Em quinto lugar, o princípio da confiança mútua poderia ser ficar em causa se não houvesse uma possibilidade adequada de a pessoa contra quem é emitido um mandado de detenção europeu apresentar as suas objeções perante a autoridade judiciária de emissão, apesar de se encontrar no Estado‑Membro de execução. Com efeito, não havendo essa possibilidade, a autoridade judiciária de execução ver‑se‑ia confrontada com o dilema de executar um mandado de detenção europeu emitido com base em razões que existiam no passado, mas que não é certo que ainda existam, podendo assim ser levada a executar um tal mandado sem ter a certeza de que os direitos fundamentais da pessoa procurada tenham sido efetivamente respeitados no Estado‑Membro de emissão.

37

No âmbito da segunda questão, o órgão jurisdicional de reenvio interroga‑se sobre a questão de saber se o direito da União se opõe a uma legislação nacional que exige que o acusado, quer se encontre em território nacional quer no território de outro Estado‑Membro, seja informado, mediante notificação de uma cópia da decisão nacional de detenção, das razões de facto e de direito da sua detenção, bem como da possibilidade de a impugnar judicialmente.
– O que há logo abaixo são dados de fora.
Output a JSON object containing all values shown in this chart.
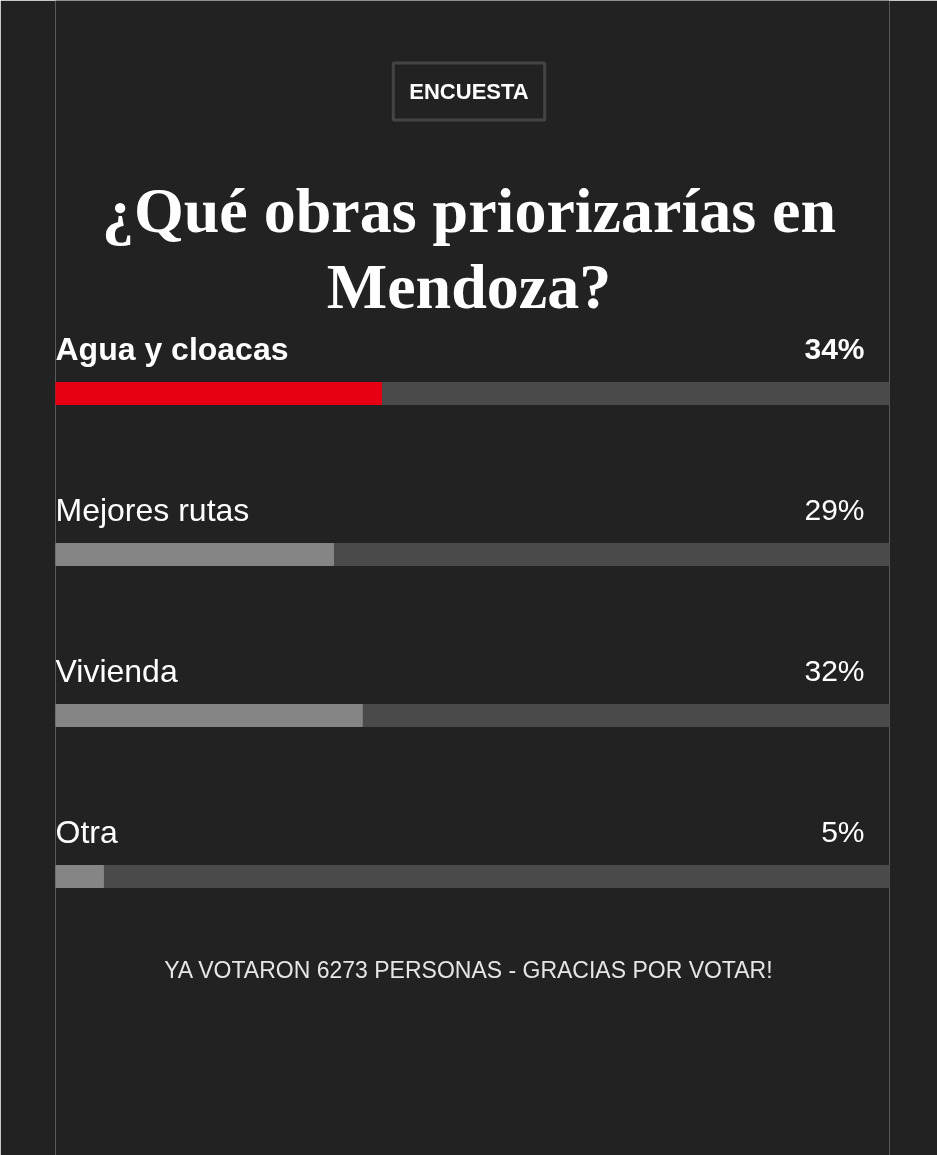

Com efeito, resulta do Acórdão de 28 de janeiro de 2021, Spetsializirana prokuratura (Carta de Direitos) (C‑649/19, EU:C:2021:75), que a pessoa acusada e detida em execução de um mandado de detenção europeu não dispõe dos direitos, na aceção da Diretiva 2012/13, de que disporia caso a sua detenção fosse puramente nacional, tendo o legislador da União tomado uma decisão deliberada de não conferir a uma tal pessoa os direitos previstos nos artigos 3.o e 4.o desta diretiva. Daqui decorre que, ainda que o direito nacional lhe conceda, não obstante, tais direitos, mesmo que a detenção ocorra noutro Estado‑Membro, isto pode ser contrário à referida diretiva. Além disso, coloca‑se a questão de saber se quando o acusado, que se encontra no Estado‑Membro de execução, nele interpõe um recurso de anulação do mandado de detenção, o órgão jurisdicional de reenvio se deve abster de apreciar esse pedido até à entrega dessa pessoa, ou seja, após a execução do mandado de detenção europeu.

38

Por último, no caso de resultar da resposta à primeira questão que o direito da União obriga a que a pessoa contra quem é emitido um mandado de detenção europeu seja informada das razões de facto e de direito da decisão de detenção nacional e das possibilidades de recurso desta, ou de resultar da resposta à segunda questão que o direito da União não se opõe a uma tal informação, o órgão jurisdicional de reenvio interroga‑se, com a sua terceira questão, sobre o modo como deve ser prestada essa informação.

39

Nestas circunstâncias, o Spetsializiran nakazatelen sad (Tribunal Criminal Especial, Bulgária) decidiu suspender a instância e submeter ao Tribunal de Justiça as seguintes questões prejudiciais:

«1)

É compatível com o artigo 6.o da Carta, conjugado com o artigo 5.o, n.os 4 e 2, bem como [com o] n.o 1, alínea c), da CEDH, com o artigo 47.o da Carta, com o direito de livre circulação, o princípio da [equivalência] e o princípio da confiança mútua, o facto de a autoridade judiciária de emissão prevista no artigo 6.o, n.o 1, da Decisão‑Quadro 2002/584 não envidar esforços para informar a pessoa procurada sobre as razões de facto e de direito da sua detenção e sobre o direito de recorrer do mandado de detenção, enquanto essa pessoa se encontra no território do Estado‑Membro de execução?

2)

Em caso de resposta afirmativa: o princípio do primado do direito da União sobre o direito nacional exige que a autoridade judiciária de emissão se abstenha de facultar essa informação e, além disso, no caso de a pessoa procurada pedir a anulação do mandado de detenção nacional apesar da referida falta de informação, que essa autoridade só examine o pedido quanto ao mérito depois da entrega da pessoa procurada?

3)

Que medidas legais do direito da União constituem a base adequada para que essa informação seja dada?»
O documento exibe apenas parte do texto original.